I never did get all the tools written.
Comment 19 Alex Legler (RETIRED) archtester gentoo-dev Security 2014-12-30 02:15:49 UTC
Yay, updates after briefly talking to robbat2 about this:
http://linux.die.net/man/1/kup is a tool for a similar purpose used by kernel.org that already covers most of the needed features.

Special things:
- Every project has its own directory, as well as a distfiles/ subdirectory that is exported to mirrors.

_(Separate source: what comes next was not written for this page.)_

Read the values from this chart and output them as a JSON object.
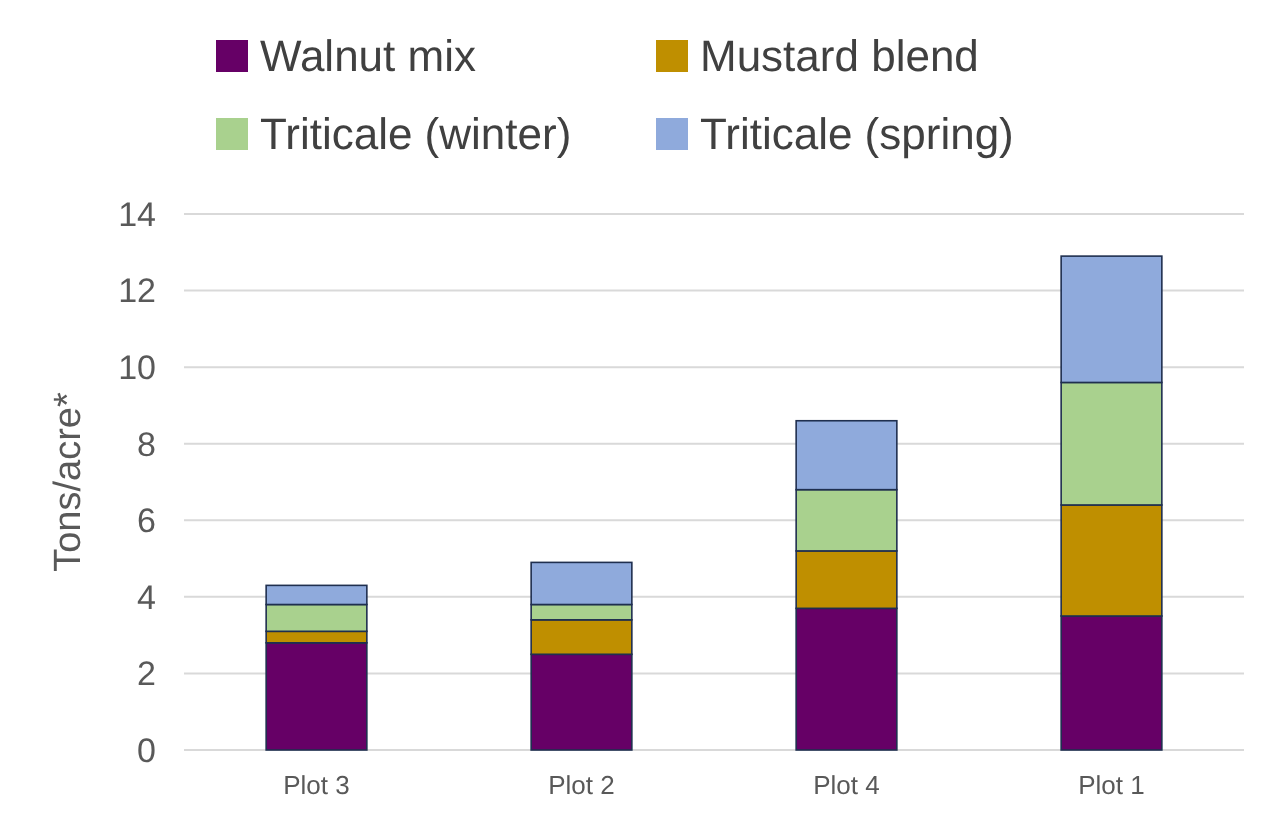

All files in all distfiles/ directories are thus required to have a unique filename. The kup tool will reject files with duplicate names. Subdirectories can be created and will be recursed for that purpose.
- Files currently found in CVS (gentoo/xml/proj/..) can be uploaded to the project directory directly and are not bound by the filename uniqueness rules. These are only available via (probably) projects.g.o

Next up:
- Select a machine
- Patch kup-server to enforce filename uniqueness
Comment 20 Sam James archtester Gentoo Infrastructure gentoo-dev Security 2022-04-12 09:07:24 UTC
Update: kup looked reasonable to try set up, but need the missing piece for gitolite integration. Robin's emailed the kernel.org folks.
Comment 21 Robin Johnson archtester Gentoo Infrastructure gentoo-dev Security 2022-07-10 16:50:56 UTC
Created attachment 790865 [details, diff]
kup-server-gitolite-subcmd.patch

Raw kup gitolite patch from Konstantin Ryabitsev <konstantin@linuxfoundation.org>
Comment 22 Sam James archtester Gentoo Infrastructure gentoo-dev Security 2022-07-24 17:21:56 UTC
*** Bug 780324 has been marked as a duplicate of this bug. ***
Comment 23 Sam James archtester Gentoo Infrastructure gentoo-dev Security 2022-10-09 19:05:53 UTC
Dropping council@ as agreed in September meeting.